C’era una volta la festa dei lavoratori, una liturgia che oggi è ridotta a una banale convenzione in mezzo a report sempre più vuoti. Resta pochissima acqua nei pozzi occupazionali, prosciugati da una guerra che si è affacciata all’improvviso come una febbre maligna nella delicata transizione post-pandemica. Nel Cosentino, ormai, si campa alla giornata con quello che si riesce a portare a casa. Si sopravvive alla fame anche in quelle famiglie dove fino a qualche anno fa pane e tranquillità non mancavano mai. Del resto, più che le cifre è la realtà quotidiana a svuotare di contenuti il Primo maggio che sarà celebrato tra dieci giorni. Colpa della desertificazione imprenditoriale che attraversa da un angolo all’altro la provincia. Qui, più che altrove, lo sviluppo tradito mostra i tanti scheletri di un progetto industriale che in pochi anni si è progressivamente sbriciolato, fino a scomparire. Un modello di crescita schiacciato dalla crisi che ha inghiottito risorse pubbliche e speranze occupazionali. Uno dopo l’altro sono spariti i poli produttivi che avevano portato il pane alla gente che viveva tra il Pollino e la Sila, tra lo Jonio e il Tirreno. Nel tritacarne sono finiti colossi aziendali come Legnochimica, Gtc, Polti, Marlane e via di seguito tutte le altre aziende che avevano scritto capitoli importanti nello sviluppo di questa provincia.
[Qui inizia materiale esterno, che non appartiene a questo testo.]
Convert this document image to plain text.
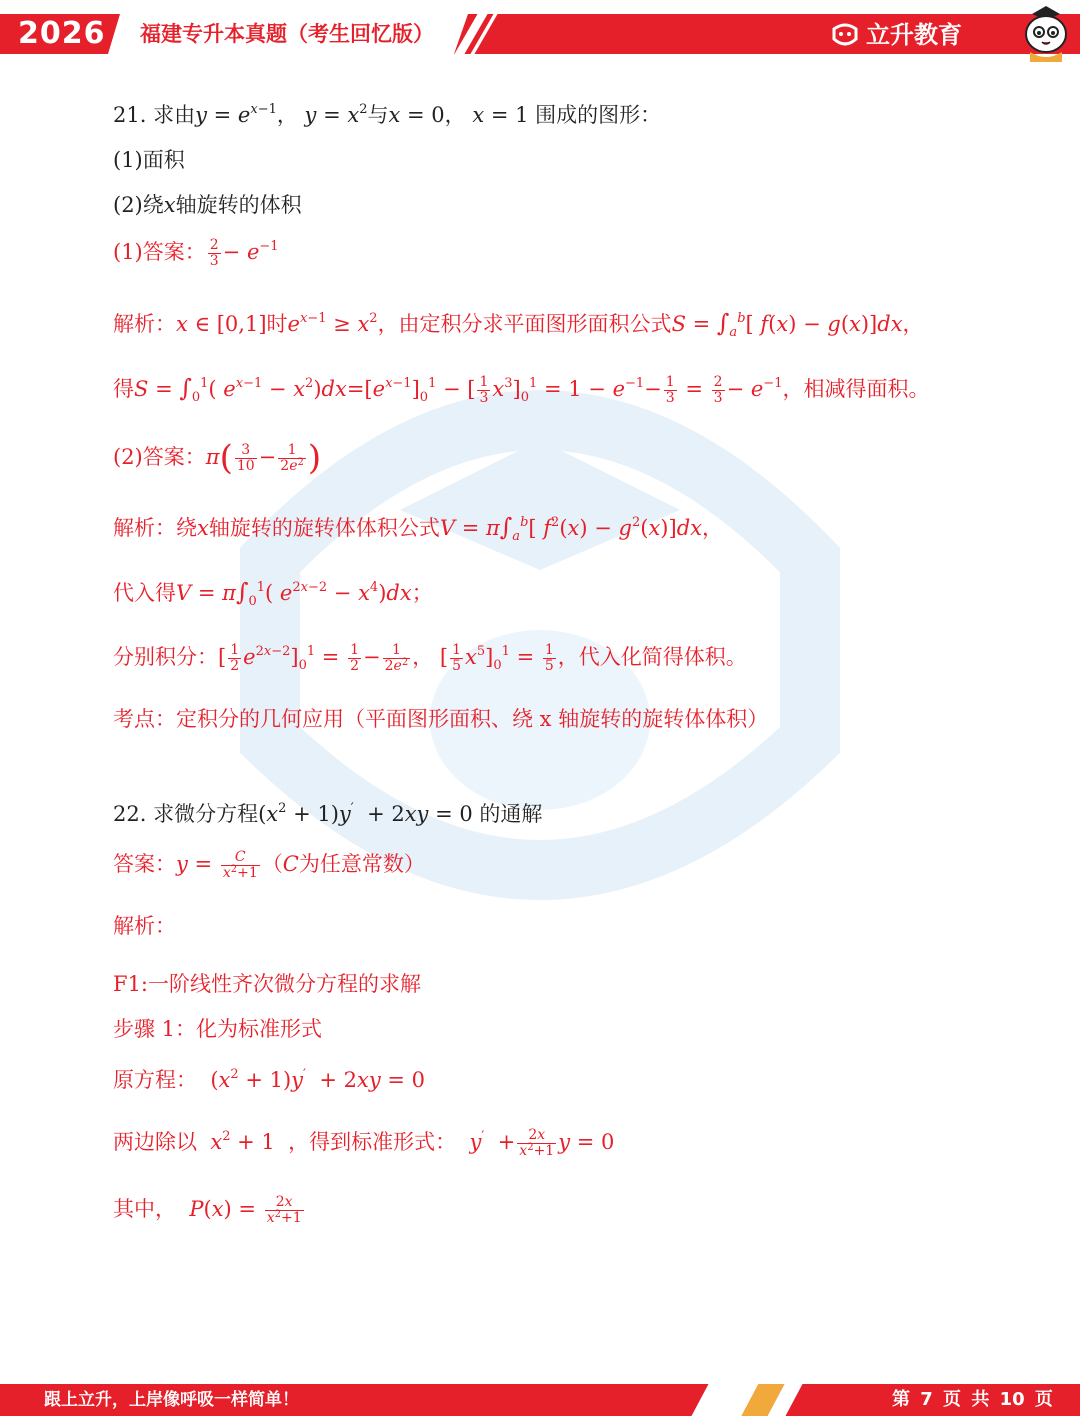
2026 福建专升本真题（考生回忆版）	立升教育
21. 求由$y = e^{x-1}$， $y = x^2$与x = 0， x = 1 围成的图形：
(1)面积
(2)绕x轴旋转的体积
(1)答案： $\frac{2}{3} - e^{-1}$
解析：x ∈ [0,1]时$e^{x-1} \ge x^2$，由定积分求平面图形面积公式$S = \int_a^b$[ f(x) − g(x)]dx，
得$S = \int_0^1$( $e^{x-1} - x^2)dx=[e^{x-1}]_0^1$ − [ $\frac{1}{3} x^3]_0^1 = 1 - e^{-1}- \frac{1}{3} = \frac{2}{3} - e^{-1}$，相减得面积。
(2)答案：$\pi( \frac{3}{10} - \frac{1}{2e^2}$ )
解析：绕x轴旋转的旋转体体积公式$V = \pi\int_a^b$[ $f^2(x) - g^2(x)]dx$，
代入得$V = \pi\int_0^1$( $e^{2x-2} - x^4)dx$；
分别积分：[ $\frac{1}{2} e^{2x-2}]_0^1 = \frac{1}{2} - \frac{1}{2e^2}$ ， [ $\frac{1}{5} x^5]_0^1 = \frac{1}{5}$ ，代入化简得体积。
考点：定积分的几何应用（平面图形面积、绕 x 轴旋转的旋转体体积）
22. 求微分方程$(x^2 + 1)y' + 2xy = 0$ 的通解
答案：$y = \frac{C}{x^2+1} (C$为任意常数）
解析：
F1:一阶线性齐次微分方程的求解
步骤 1：化为标准形式
原方程：  $(x^2 + 1)y' + 2xy = 0$
两边除以 $x^2 + 1$  ，得到标准形式： $y' + \frac{2x}{x^2+1}$ y = 0
其中， $P(x) = \frac{2x}{x^2+1}$
跟上立升，上岸像呼吸一样简单！	第 7 页 共 10 页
Erano le nostre “Fiat” ma sono state cancellate dalla crisi. Una carneficina che ha decimato il popolo degli occupati. Una mattanza che ha spinto l’economia cosentina sul bordo del crac. Un fenomeno che ha inaridito il tessuto imprenditoriale locale rimasto, ormai, con pochissimi germogli. E le possibilità occupazionali si riducono fino a scomparire. A Cosenza e nella sua sterminata provincia, la crescita non è un valore positivo, ormai, da tempo immemorabile.
Report Confartigianato
Il lavoro che un tempo non era solo una scelta ideologica o morale ma un diritto sacrosanto necessario per sopravvivere, oggi è ridotto a un privilegio. Nel Cosentino, i verdetti statistici sono impietosi. La fotografia scattata dall’Ufficio studi di Confartigianato imprese col report “Primavera 2023: tendenze, cambiamenti e incertezze” all’interno della ventiquattresima edizione del rapporto “Economia, congiuntura e Mpi” presentato lunedì scorso, conferma l’ormai irreversibile processo di desertificazione occupazionale in corso da anni in ogni angolo di questo nostro territorio. Tra il 2019 e il 2022, il Cosentino ha perduto ben 8mila occupati (con una lieve ripresa nel saldo tra il 2021 e il 2022 di 3mila occupati). Attualmente, il totale dei lavoratori occupati nelle imprese artiginali, comprese quelle del settore agricolo, è di 197mila unità. Il contingente più corposo è, naturalmente, quello dei servizi che, nel 2022 ha garantito il pane a 147mila famiglie di addetti tra commercio (41mila occupati) e alberghi e ristoranti (106mila). L’unico settore che ha mostrato ulteriori segnali di crescita è stato quello delle costruzioni che ha aggiunto altri mille occupati negli ultimi quattro anni (grazie, evidentemente, alla cantierizzazione diffusa con i Superbonus) raggiungendo, complessivamente, i 15mila addetti. Anche il manifatturiero non cresce più e dal 2019 ha perso raggiungendo i 12mila lavoratori coinvolti.
Allarme giovani
L’occupazione nel Sud del Sud dell’Italia resta confinata in recinti inaccessibili soprattutto ai più giovani che dopo il “parcheggio” all’università scoprono il dramma dell’incollocabilità. Un male incurabile che si risolve in un solo modo, ormai, prendere la valigia e partire. L’alternativa è pericolosa perché l’unica quota di mercato che sopravvive alla crisi è quella prodotta dal lavoro nero. L’occupazione senza contratto è il sistema più facile per sbarcare il lunario nel Cosentino, l’unica alternativa che si offre alla fame. C’è chi accetta il ricatto, chi, invece, con dignità, lo rifiuta e va via.